In 1972, Tony and Maureen Wheeler completed a backpacking trip overland from England to Australia. When they arrived, friends asked them where they had gone along the way, where they had stopped and where they had eaten. In response, they made a guidebook for the trip and called it Across Asia on the Cheap. It became the first of a series they would later name Lonely Planet. Eighty million copies later, they are one of the largest travel publishers in the world. Periplus Publishing just released the duo’s autobiography, The Lonely Planet Story.
- By Chris Otchy
- | Oct 19, 2006
Is there anywhere you haven’t been?
Oh yeah, lots of places. Mongolia, Yemen…You know, the thing about travelling is the more places you go, the more you hear about. The more you travel, the bigger the world gets.
What’s the most beautiful place you’ve been to?
Antarctica. Everything’s either blue or white; either completely barren or penguins as far as the eye can see. That’s probably the most beautiful place we’ve been.

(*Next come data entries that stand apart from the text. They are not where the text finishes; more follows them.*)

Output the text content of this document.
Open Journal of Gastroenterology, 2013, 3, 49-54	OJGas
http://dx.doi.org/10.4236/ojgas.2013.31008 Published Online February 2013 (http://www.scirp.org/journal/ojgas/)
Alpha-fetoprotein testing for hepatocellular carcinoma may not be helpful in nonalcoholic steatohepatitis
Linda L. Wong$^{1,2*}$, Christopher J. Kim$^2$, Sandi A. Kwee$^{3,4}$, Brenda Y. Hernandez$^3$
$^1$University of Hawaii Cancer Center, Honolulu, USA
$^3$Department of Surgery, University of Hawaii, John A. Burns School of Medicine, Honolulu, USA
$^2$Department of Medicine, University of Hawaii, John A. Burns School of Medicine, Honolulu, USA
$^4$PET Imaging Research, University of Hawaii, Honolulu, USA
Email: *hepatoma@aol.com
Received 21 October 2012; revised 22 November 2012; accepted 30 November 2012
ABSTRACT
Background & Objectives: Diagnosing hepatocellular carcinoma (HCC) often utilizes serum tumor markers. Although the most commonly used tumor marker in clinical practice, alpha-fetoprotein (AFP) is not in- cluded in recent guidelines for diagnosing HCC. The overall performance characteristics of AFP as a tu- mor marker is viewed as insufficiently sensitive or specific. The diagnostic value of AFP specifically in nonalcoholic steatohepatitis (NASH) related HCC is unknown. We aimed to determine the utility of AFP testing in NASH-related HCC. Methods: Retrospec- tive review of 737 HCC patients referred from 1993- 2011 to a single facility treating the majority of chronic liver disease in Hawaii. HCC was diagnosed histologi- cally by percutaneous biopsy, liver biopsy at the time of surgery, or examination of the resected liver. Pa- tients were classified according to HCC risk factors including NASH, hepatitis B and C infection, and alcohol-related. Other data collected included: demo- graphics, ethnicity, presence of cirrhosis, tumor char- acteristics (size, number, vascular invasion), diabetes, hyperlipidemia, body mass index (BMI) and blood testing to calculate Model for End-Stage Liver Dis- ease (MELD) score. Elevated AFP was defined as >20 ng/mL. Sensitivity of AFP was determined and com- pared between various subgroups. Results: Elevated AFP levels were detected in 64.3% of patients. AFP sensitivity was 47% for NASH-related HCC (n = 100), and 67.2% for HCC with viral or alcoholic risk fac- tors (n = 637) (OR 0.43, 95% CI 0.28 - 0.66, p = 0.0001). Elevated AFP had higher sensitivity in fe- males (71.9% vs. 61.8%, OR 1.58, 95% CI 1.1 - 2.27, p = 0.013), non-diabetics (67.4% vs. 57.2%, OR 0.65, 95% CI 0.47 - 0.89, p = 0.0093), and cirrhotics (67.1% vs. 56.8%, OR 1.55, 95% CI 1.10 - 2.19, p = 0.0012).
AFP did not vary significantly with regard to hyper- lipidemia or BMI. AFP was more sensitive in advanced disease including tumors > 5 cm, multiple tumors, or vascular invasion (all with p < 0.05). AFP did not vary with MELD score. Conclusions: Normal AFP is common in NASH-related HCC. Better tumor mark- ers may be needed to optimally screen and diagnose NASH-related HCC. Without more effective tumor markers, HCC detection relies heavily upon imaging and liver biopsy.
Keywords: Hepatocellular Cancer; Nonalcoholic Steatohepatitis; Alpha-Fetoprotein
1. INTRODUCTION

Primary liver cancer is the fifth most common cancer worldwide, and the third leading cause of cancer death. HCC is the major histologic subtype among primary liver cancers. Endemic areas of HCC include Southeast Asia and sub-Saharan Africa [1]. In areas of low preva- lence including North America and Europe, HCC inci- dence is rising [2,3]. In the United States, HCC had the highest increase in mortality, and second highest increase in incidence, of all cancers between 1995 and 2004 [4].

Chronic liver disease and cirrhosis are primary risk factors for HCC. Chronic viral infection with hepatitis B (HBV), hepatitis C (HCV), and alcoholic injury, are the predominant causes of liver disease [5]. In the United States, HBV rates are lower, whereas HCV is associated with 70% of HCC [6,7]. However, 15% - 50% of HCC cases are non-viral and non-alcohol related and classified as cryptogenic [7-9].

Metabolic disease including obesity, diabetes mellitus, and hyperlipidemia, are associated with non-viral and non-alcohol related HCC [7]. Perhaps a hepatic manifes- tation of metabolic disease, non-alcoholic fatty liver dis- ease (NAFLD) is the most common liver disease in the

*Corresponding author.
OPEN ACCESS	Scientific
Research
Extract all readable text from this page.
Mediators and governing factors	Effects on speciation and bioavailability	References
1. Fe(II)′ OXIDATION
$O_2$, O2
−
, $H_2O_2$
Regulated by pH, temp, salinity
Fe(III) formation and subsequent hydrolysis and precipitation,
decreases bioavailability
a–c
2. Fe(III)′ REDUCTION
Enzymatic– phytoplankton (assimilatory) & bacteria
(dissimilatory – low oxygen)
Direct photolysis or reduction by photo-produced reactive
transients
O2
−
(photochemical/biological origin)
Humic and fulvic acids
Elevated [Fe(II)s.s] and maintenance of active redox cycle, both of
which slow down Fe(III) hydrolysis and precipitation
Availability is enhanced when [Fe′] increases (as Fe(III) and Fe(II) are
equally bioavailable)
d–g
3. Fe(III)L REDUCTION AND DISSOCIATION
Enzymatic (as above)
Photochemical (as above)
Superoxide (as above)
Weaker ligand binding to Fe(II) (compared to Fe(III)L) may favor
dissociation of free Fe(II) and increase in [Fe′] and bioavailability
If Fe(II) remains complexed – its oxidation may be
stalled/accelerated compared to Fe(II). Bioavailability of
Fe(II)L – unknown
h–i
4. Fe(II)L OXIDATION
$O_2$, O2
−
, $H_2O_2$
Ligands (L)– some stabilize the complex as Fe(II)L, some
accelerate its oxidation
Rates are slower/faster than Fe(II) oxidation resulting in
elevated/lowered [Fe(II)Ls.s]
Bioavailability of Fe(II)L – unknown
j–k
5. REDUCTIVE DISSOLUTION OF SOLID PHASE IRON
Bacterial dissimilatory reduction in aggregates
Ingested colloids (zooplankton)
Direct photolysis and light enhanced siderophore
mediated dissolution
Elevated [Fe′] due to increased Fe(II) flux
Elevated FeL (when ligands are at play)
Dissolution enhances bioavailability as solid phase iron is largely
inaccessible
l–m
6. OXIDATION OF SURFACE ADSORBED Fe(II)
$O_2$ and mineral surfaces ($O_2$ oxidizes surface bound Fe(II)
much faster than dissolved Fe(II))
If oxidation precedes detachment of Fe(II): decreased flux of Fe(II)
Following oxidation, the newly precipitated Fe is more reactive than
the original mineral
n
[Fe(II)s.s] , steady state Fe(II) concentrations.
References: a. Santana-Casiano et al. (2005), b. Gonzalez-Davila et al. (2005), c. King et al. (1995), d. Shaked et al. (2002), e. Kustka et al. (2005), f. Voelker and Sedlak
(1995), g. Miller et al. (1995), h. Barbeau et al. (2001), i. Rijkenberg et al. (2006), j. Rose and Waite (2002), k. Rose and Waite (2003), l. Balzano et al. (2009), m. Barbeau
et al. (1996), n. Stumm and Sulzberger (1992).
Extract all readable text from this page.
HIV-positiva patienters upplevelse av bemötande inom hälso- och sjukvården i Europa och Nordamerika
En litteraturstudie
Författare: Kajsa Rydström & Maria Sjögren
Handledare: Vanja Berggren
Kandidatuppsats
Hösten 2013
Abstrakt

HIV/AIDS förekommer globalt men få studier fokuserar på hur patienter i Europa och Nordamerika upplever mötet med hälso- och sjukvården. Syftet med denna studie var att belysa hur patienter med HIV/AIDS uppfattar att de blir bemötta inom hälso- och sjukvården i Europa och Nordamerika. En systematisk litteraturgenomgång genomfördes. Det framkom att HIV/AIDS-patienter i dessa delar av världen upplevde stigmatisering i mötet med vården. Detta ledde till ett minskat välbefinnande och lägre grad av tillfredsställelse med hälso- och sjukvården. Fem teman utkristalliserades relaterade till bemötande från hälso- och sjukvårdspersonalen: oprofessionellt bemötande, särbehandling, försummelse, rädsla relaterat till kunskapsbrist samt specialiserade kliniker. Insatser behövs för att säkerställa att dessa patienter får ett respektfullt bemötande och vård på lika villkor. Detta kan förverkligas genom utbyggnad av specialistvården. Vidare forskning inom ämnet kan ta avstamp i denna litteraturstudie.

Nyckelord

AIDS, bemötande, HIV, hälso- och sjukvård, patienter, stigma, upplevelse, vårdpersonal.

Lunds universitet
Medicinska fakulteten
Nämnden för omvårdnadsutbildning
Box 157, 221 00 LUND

Do you still use your own books when you travel and stay in guesthouses, or are you a bit beyond that now?
Yes, of course we still use them! Well, we’re a lot older and the thing about getting older is you have more money so you have more choices. We have the option of being able to stay in hotels now. But if you go to somewhere like Ethiopia, there aren’t many options, and we’re still happy to stay in guesthouses.
Where does the name come from?
Our very first book we did, we made it ourselves—right on our kitchen table. Once we made it we had to come up with a name for our company. We were sitting in an Italian restaurant trying to think of a name and couldn’t think of anything. We had just seen a movie, and there was a Joe Cocker song in it called “Space Captain.” I was sitting there humming the lyrics to myself, which go, “Once I was traveling across the sky/ This lonely planet caught my eye…” And we said, “Ah, that’s it! Lonely Planet.” Of course it wasn’t until later we realized the lyric is actually, “This lovely planet caught my eye.” So the name is actually based on an error I made over thirty years ago.